Wolters Kluwer’s resilient operating performance and credit metrics, which are largely unaffected by technology and economic cycles, are supported by sound organic growth, stable profitability, and a business model that generates strong free cash flow. This allows the company to maintain a stable debt to EBITDA ratio, adjusted by S&P Global Ratings, of 2.0x-2.2x over the next two years.
The company’s strong business mix and conservative financial policy are key factors in the rating upgrade. Wolters Kluwer’s improved organic growth prospects, stable profitability margins, and strong cash flow support the ’A-’ rating. The company’s long history of moderate leverage also contributes to this rating.
Wolters Kluwer’s business mix is seen as well positioned compared to other data and analytics providers. The company’s consistent operating performance is attributed to the strength and breadth of its product mix, which benefits from mission-critical, deeply entrenched products leveraging proprietary datasets spanning a variety of sectors and regions. The company’s competitive position is seen as broadly in line with peers like RELX and Thomson Reuters (NYSE:TRI).
The stable outlook reflects S&P Global Ratings’ expectation that the group’s adjusted leverage will remain below 2.5x despite ongoing shareholder distributions and potentially higher acquisition spending. This is supported by robust revenue growth of 5%-6% over the next two years, stable profitability, and strong free operating cash flow (FOCF) of about €1.4 billion.
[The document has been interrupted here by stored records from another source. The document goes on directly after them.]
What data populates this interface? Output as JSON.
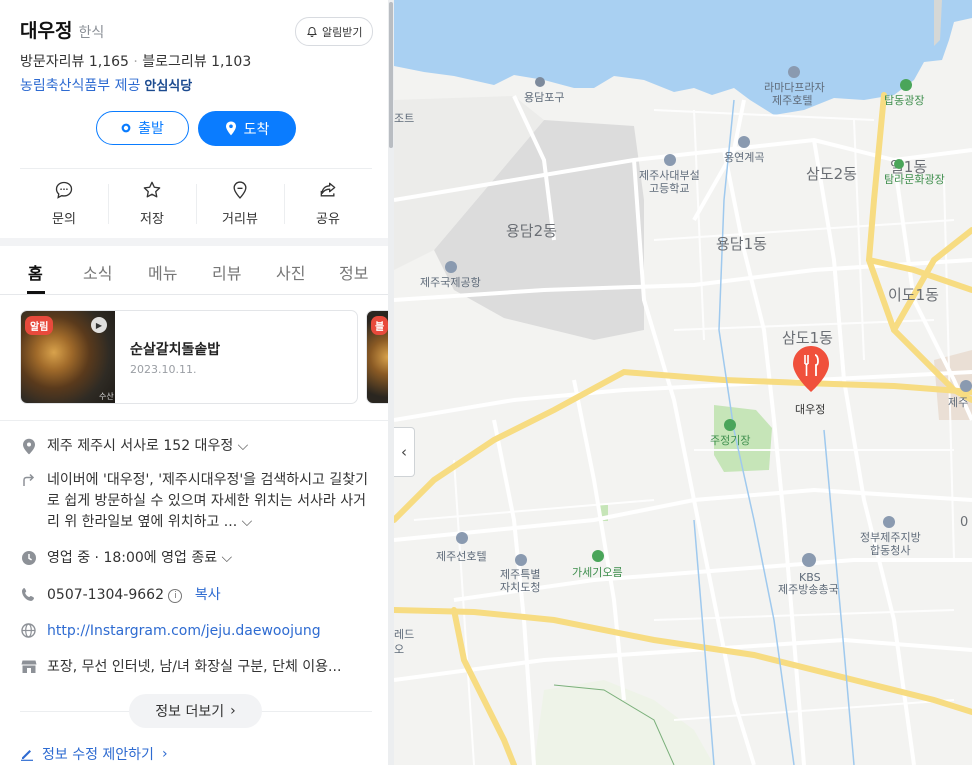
{
  "place": {
    "name": "대우정",
    "category": "한식",
    "alarm_label": "알림받기",
    "visitor_reviews": "방문자리뷰 1,165",
    "separator": "·",
    "blog_reviews": "블로그리뷰 1,103",
    "provider": "농림축산식품부 제공",
    "provider_badge": "안심식당"
  },
  "buttons": {
    "depart": "출발",
    "arrive": "도착"
  },
  "actions": [
    {
      "label": "문의",
      "icon": "chat-bubble-icon"
    },
    {
      "label": "저장",
      "icon": "star-icon"
    },
    {
      "label": "거리뷰",
      "icon": "location-pin-icon"
    },
    {
      "label": "공유",
      "icon": "share-icon"
    }
  ],
  "tabs": [
    "홈",
    "소식",
    "메뉴",
    "리뷰",
    "사진",
    "정보"
  ],
  "active_tab": "홈",
  "news_card": {
    "tag": "알림",
    "title": "순살갈치돌솥밥",
    "date": "2023.10.11.",
    "thumb_overlay": "수산",
    "next_tag": "블"
  },
  "info": {
    "address": "제주 제주시 서사로 152 대우정",
    "directions": "네이버에 '대우정', '제주시대우정'을 검색하시고 길찾기로 쉽게 방문하실 수 있으며 자세한 위치는 서사라 사거리 위 한라일보 옆에 위치하고 ...",
    "hours": "영업 중 · 18:00에 영업 종료",
    "phone": "0507-1304-9662",
    "copy_label": "복사",
    "website": "http://Instargram.com/jeju.daewoojung",
    "amenities": "포장, 무선 인터넷, 남/녀 화장실 구분, 단체 이용...",
    "more_label": "정보 더보기",
    "edit_label": "정보 수정 제안하기"
  },
  "map": {
    "marker_label": "대우정",
    "labels": {
      "yongdam_port": "용담포구",
      "jo": "조트",
      "ramada_1": "라마다프라자",
      "ramada_2": "제주호텔",
      "tapdong_plaza": "탑동광장",
      "yongyeon": "용연계곡",
      "jeju_univ_1": "제주사대부설",
      "jeju_univ_2": "고등학교",
      "samdo2": "삼도2동",
      "il1": "일1동",
      "tamra": "탐라문화광장",
      "yongdam2": "용담2동",
      "yongdam1": "용담1동",
      "airport": "제주국제공항",
      "ido1": "이도1동",
      "samdo1": "삼도1동",
      "jeju_right": "제주",
      "jujeong": "주정기장",
      "jejuseon": "제주선호텔",
      "jeju_special_1": "제주특별",
      "jeju_special_2": "자치도청",
      "gasaegi": "가세기오름",
      "kbs_1": "KBS",
      "kbs_2": "제주방송총국",
      "gov_1": "정부제주지방",
      "gov_2": "합동청사",
      "red": "레드",
      "o": "오",
      "zero": "0"
    }
  },
  "colors": {
    "accent": "#0a7cff",
    "link": "#2e6bd1",
    "marker": "#f0503c",
    "sea": "#a9d0f2",
    "road_major": "#f7dc82"
  }
}
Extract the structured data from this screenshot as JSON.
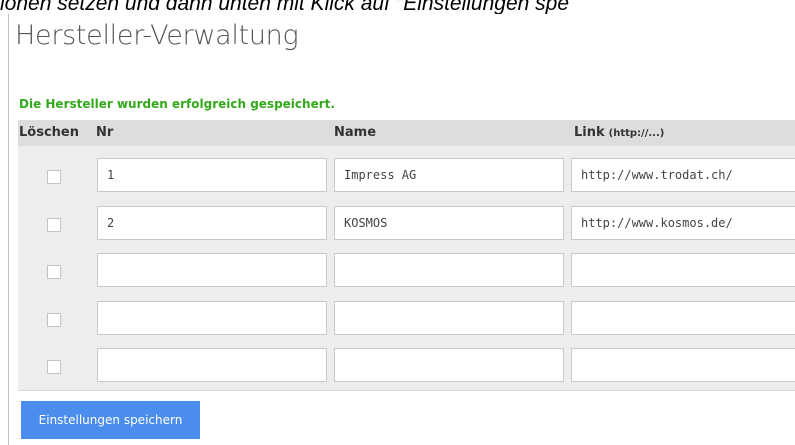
{
  "caption": "iönen setzen und dann unten mit Klick auf \"Einstellungen spe",
  "page": {
    "title": "Hersteller-Verwaltung",
    "success_message": "Die Hersteller wurden erfolgreich gespeichert."
  },
  "table": {
    "headers": {
      "delete": "Löschen",
      "nr": "Nr",
      "name": "Name",
      "link": "Link",
      "link_hint": "(http://...)"
    },
    "rows": [
      {
        "delete_checked": false,
        "nr": "1",
        "name": "Impress AG",
        "link": "http://www.trodat.ch/"
      },
      {
        "delete_checked": false,
        "nr": "2",
        "name": "KOSMOS",
        "link": "http://www.kosmos.de/"
      },
      {
        "delete_checked": false,
        "nr": "",
        "name": "",
        "link": ""
      },
      {
        "delete_checked": false,
        "nr": "",
        "name": "",
        "link": ""
      },
      {
        "delete_checked": false,
        "nr": "",
        "name": "",
        "link": ""
      }
    ]
  },
  "buttons": {
    "save_label": "Einstellungen speichern"
  },
  "colors": {
    "success": "#33aa1c",
    "button": "#4b8ded",
    "header_bg": "#dddddd",
    "table_bg": "#ededed"
  }
}
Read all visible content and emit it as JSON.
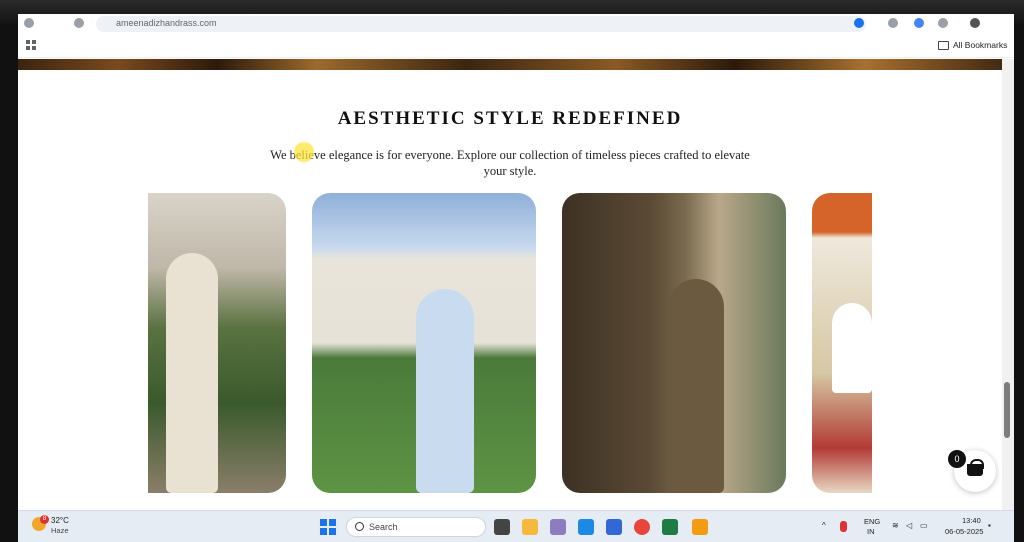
{
  "browser": {
    "url": "ameenadizhandrass.com",
    "bookmarks_label": "All Bookmarks"
  },
  "section": {
    "heading": "AESTHETIC STYLE REDEFINED",
    "subtitle": "We believe elegance is for everyone. Explore our collection of timeless pieces crafted to elevate your style."
  },
  "gallery": {
    "cards": [
      {
        "subject": "woman in cream outfit with brown handbag beside hedge"
      },
      {
        "subject": "man in light blue shirt in front of chateau"
      },
      {
        "subject": "man in vintage study with suspenders"
      },
      {
        "subject": "partially visible model in white shirt"
      }
    ]
  },
  "cart": {
    "count": "0"
  },
  "taskbar": {
    "weather_badge": "8",
    "temperature": "32°C",
    "condition": "Haze",
    "search_placeholder": "Search",
    "lang_line1": "ENG",
    "lang_line2": "IN",
    "time": "13:40",
    "date": "06-05-2025"
  },
  "colors": {
    "accent": "#1a73e8",
    "cart_badge": "#111111"
  }
}
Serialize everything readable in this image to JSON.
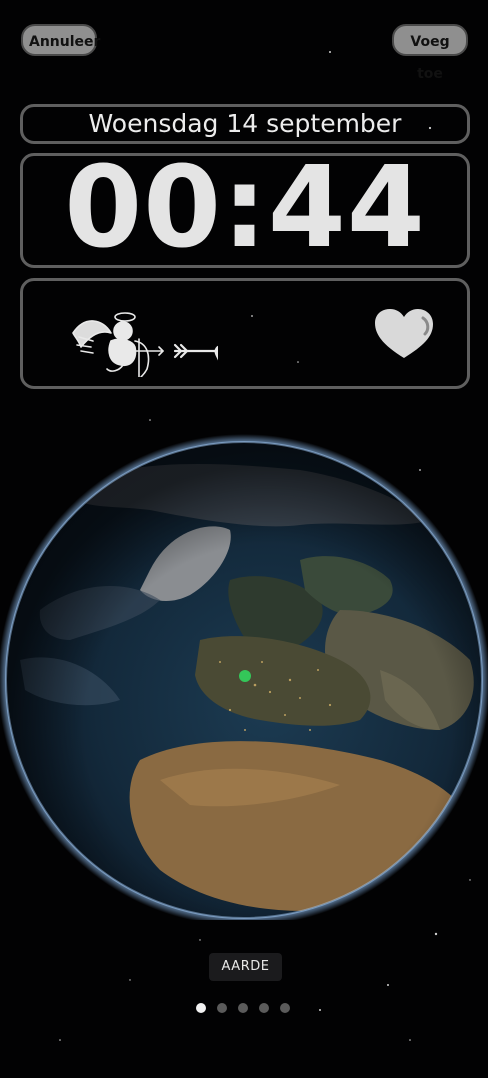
{
  "header": {
    "cancel_label": "Annuleer",
    "add_label": "Voeg toe"
  },
  "lockscreen": {
    "date": "Woensdag 14 september",
    "time": "00:44"
  },
  "widgets": {
    "left_icon": "cupid-icon",
    "right_icon": "heart-icon"
  },
  "wallpaper": {
    "name": "AARDE",
    "location_dot_color": "#34c759"
  },
  "pagination": {
    "count": 5,
    "active_index": 0
  },
  "colors": {
    "background": "#020203",
    "button": "#8f8f8f",
    "frame": "#5f5f5f",
    "text": "#ececec"
  }
}
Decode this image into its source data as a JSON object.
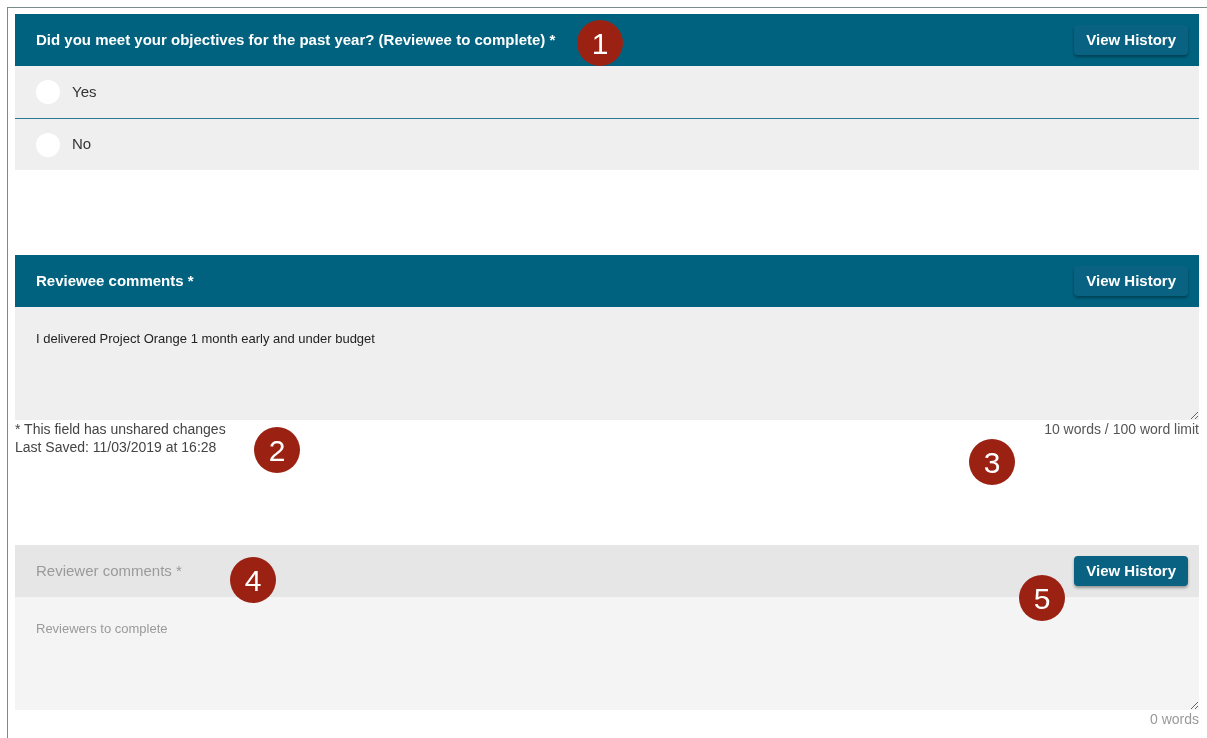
{
  "sections": [
    {
      "kind": "radio",
      "title": "Did you meet your objectives for the past year? (Reviewee to complete) *",
      "disabled": false,
      "button": "View History",
      "options": [
        {
          "label": "Yes",
          "selected": false
        },
        {
          "label": "No",
          "selected": false
        }
      ]
    },
    {
      "kind": "textarea",
      "title": "Reviewee comments *",
      "disabled": false,
      "button": "View History",
      "value": "I delivered Project Orange 1 month early and under budget",
      "notes": [
        "* This field has unshared changes",
        "Last Saved: 11/03/2019 at 16:28"
      ],
      "word_count": "10 words / 100 word limit"
    },
    {
      "kind": "textarea",
      "title": "Reviewer comments *",
      "disabled": true,
      "button": "View History",
      "placeholder": "Reviewers to complete",
      "word_count": "0 words"
    }
  ],
  "callouts": [
    {
      "label": "1"
    },
    {
      "label": "2"
    },
    {
      "label": "3"
    },
    {
      "label": "4"
    },
    {
      "label": "5"
    }
  ]
}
In light of geopolitical uncertainty and a fast-developing AI landscape, Wolters Kluwer is expected to continue its strong operating performance. The company’s strategic direction is not expected to change following the change in leadership, with the new CEO transitioning into the role through 2025 and a formal handover in February 2026.
The ratings could be lowered if Wolters Kluwer’s adjusted leverage increased above 2.75x or FOCF to debt declined below 20% for a prolonged period. This could occur if the group adopted a more aggressive financial policy and pursued transformative debt-funded acquisitions or shareholder remunerations well beyond what is expected in the base-case scenario.
Conversely, the ratings could be raised if the group commits to a more conservative financial policy that would help it maintain adjusted debt to EBITDA below 2.0x. An upgrade would also be contingent on Wolters Kluwer maintaining its consistent operating performance, characterized by stable organic revenue growth and profitability margins, and low capex intensity.